Se si guarda al gruppo dei «giovani adulti», che hanno tra i 18 e i 34 anni, si scopre che due su tre vivono ancora con i genitori. La percentuale del 2016 è del 66%, altissima, ma in calo rispetto al 67,3% del 2015. È un'inversione di tendenza rispetto al decennio che parte dal 2007, ma è comunque di più del 48,1% della media dell'Europa, che vede un dato peggiore solamente tra i giovani della Croazia.

Il quadro, per l'Italia, non cambia di molto se si restringe il campo ai giovani che dovrebbero aver finito gli studi e quindi avviare la ricerca del lavoro, quella di chi ha tra i 25 e i 34 anni: la percentuale di «mammoni» italiani è al 49,1%, uno su due rimane a casa. Anche in questo caso si registra un leggero calo, ma si è ancora lontani dalla percentuale Ue che vede solo il 28,6% di giovani continuare a condividere la casa con i genitori.

È chiaro che la crisi economica e la difficoltà a trovare lavoro hanno il loro peso. Questi anni di stagnazione non hanno aiutato. La crescita dei giovani adulti a casa con i genitori è stata continua dal 2007, quando erano il 61,2%, per raggiungere il record del 67,3% nel 2015. Si tratta di sei punti percentuali che si ritrovano quasi tutti nella fascia più adulta, quella dei 25-34 anni, quella che dovrebbe segnare l'ingresso nel mondo del lavoro e che invece ha visto i «mammoni» salire dal 45,8% del 2007 al 50,6% del 2015.

Ma ci sono anche gli incalliti, che non lasciano il tetto familiare nemmeno con un lavoro. Il 39,4% infatti continua a rimanere a casa anche e nonostante si dichiarino impiegati a tempo pieno. A studiare invece è il 19,3% - nel 2007 la percentuale era del 14,1 - mentre i disoccupati sono il 28,7%.

Basta allargare lo sguardo ad altri Paesi per scoprire però che varcati i confini italiani il contesto cambia e di molto. Se si guarda alla fascia 25-34 anni, quella dei «giovani adulti» che affrontano il passaggio dallo studio al lavoro, in Danimarca continua a vivere con i genitori solo il 3,8%, un dato in linea con la Finlandia (4,3%) e inferiore alla Svezia (6%).
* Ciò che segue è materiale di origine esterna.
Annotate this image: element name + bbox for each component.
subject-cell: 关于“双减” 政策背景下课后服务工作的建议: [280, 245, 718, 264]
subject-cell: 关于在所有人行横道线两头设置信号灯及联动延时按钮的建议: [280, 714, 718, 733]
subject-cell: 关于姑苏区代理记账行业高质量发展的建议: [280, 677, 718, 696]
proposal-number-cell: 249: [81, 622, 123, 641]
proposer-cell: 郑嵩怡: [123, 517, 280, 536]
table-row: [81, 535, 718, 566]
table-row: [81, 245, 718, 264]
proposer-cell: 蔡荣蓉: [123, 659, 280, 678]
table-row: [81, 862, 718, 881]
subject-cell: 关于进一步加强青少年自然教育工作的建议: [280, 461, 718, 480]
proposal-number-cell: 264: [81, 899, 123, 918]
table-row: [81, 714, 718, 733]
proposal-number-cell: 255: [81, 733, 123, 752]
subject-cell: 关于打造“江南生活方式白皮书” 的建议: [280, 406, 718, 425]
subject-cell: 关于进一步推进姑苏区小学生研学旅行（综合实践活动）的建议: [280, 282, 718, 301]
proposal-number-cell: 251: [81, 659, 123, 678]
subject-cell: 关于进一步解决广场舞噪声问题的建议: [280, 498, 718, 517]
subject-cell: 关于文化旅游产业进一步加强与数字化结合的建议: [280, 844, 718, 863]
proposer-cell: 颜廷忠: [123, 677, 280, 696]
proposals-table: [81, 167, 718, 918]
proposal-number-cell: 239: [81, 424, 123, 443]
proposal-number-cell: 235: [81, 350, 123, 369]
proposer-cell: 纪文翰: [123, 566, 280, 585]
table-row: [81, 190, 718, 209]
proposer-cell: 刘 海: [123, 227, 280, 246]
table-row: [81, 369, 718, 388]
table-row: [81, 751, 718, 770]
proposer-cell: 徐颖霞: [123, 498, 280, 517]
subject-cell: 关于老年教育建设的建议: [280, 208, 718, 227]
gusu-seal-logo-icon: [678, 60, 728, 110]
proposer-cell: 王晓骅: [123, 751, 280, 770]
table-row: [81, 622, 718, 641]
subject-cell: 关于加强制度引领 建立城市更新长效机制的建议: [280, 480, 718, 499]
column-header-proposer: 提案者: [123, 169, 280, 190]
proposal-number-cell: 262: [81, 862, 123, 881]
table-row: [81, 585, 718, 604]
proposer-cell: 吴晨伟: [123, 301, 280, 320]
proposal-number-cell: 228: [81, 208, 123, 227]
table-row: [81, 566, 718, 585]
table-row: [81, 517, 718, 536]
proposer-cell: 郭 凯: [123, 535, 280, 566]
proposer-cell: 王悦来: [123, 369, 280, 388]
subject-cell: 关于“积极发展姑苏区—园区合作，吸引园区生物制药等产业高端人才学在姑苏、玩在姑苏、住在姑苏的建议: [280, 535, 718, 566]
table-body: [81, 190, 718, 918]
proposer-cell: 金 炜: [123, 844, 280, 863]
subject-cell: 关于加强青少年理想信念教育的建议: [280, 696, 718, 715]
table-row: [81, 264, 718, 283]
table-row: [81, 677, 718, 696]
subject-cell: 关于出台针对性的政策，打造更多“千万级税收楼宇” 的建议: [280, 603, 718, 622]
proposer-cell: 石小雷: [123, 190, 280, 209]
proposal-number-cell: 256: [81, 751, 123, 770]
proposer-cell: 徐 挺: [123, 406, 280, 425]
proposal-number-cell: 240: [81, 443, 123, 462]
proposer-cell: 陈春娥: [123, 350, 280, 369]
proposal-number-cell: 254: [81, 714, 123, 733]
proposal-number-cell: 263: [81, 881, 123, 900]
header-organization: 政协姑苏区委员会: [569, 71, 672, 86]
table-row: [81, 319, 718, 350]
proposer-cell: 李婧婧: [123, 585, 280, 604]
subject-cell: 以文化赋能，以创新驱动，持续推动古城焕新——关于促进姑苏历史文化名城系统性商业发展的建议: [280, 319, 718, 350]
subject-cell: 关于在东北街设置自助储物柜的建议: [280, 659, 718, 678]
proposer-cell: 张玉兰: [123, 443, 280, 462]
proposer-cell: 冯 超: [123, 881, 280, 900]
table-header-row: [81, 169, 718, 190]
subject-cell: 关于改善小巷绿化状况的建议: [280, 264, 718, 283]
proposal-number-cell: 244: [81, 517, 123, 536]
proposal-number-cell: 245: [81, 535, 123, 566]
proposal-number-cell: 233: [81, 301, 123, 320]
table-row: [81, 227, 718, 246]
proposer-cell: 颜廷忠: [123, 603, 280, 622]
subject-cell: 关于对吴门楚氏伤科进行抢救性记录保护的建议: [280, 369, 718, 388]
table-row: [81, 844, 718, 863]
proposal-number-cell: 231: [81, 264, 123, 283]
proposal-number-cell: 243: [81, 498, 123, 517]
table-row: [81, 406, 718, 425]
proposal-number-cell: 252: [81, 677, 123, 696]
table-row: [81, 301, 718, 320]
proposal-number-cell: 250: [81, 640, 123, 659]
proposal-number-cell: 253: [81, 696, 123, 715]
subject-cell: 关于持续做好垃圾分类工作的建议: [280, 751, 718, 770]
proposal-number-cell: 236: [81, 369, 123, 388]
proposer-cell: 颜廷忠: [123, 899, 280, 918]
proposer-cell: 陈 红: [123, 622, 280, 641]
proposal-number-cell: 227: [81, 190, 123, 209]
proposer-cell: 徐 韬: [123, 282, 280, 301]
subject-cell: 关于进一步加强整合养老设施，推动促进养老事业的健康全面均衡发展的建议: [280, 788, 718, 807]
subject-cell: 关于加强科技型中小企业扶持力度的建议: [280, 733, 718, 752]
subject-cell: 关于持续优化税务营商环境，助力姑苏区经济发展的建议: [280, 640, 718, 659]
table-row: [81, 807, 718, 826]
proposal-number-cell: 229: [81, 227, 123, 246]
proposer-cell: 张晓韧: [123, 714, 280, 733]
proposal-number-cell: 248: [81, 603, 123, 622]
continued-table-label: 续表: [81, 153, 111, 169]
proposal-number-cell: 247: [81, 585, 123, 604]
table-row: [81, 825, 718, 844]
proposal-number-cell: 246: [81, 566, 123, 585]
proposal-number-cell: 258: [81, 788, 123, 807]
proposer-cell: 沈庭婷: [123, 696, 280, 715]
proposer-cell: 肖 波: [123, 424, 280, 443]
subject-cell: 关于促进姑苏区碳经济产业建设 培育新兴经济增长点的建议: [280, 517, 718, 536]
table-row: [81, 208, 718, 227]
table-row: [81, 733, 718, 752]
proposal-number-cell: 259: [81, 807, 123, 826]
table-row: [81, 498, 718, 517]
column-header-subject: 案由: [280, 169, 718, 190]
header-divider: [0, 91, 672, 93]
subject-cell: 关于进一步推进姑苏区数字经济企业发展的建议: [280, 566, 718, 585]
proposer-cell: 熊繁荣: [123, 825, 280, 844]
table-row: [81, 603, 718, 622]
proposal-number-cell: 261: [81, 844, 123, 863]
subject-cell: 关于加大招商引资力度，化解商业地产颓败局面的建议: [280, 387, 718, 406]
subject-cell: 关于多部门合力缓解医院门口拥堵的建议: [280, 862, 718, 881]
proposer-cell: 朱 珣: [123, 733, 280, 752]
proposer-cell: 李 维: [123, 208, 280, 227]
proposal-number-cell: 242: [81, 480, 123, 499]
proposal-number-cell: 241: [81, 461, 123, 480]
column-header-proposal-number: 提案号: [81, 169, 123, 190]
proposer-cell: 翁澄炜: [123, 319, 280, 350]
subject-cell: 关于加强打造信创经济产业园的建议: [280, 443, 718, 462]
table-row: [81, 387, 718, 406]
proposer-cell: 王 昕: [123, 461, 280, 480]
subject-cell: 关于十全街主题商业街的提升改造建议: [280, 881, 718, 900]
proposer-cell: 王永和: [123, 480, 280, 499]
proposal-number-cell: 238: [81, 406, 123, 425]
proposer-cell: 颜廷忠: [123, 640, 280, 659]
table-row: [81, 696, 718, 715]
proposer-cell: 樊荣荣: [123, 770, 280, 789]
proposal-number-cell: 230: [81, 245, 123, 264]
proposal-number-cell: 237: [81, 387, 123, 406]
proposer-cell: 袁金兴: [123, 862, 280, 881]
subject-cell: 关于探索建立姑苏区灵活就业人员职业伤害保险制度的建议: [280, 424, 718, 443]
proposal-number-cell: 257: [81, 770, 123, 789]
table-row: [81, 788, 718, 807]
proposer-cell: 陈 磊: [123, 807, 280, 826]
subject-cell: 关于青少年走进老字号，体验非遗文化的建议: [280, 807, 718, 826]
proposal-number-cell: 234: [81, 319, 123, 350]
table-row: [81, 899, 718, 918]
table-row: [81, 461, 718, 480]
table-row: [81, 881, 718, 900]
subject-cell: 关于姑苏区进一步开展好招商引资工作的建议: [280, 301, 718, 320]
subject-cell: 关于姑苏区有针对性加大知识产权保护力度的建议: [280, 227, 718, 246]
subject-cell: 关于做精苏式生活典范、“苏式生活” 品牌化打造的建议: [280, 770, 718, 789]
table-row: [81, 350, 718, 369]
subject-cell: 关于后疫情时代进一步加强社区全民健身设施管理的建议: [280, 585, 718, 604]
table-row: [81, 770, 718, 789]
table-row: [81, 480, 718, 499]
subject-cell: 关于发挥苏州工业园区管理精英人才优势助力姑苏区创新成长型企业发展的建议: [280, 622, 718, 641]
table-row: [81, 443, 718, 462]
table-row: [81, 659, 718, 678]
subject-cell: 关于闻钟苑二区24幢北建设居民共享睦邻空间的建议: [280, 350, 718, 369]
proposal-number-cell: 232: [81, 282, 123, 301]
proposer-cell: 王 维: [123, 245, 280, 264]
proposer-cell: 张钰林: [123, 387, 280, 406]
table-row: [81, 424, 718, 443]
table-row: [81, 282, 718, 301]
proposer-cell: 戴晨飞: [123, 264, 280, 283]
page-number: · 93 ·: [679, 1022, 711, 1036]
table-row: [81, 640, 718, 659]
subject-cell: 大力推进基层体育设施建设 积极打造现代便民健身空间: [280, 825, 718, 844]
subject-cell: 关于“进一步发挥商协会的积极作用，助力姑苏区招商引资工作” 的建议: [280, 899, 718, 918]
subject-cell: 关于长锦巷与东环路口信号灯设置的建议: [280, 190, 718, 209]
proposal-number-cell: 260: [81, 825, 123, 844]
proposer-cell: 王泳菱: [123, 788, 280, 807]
Comunque anche in Francia i giovani che vivono nella famiglia di origine sono una piccola minoranza (il 13,4%, in crescita dal 10,1% del 2015), nel Regno Unito sono il 14,3%. Peggio degli italiani, per questa fascia di età, non sono solo i croati: ci sono anche i greci, i maltesi e gli slovacchi.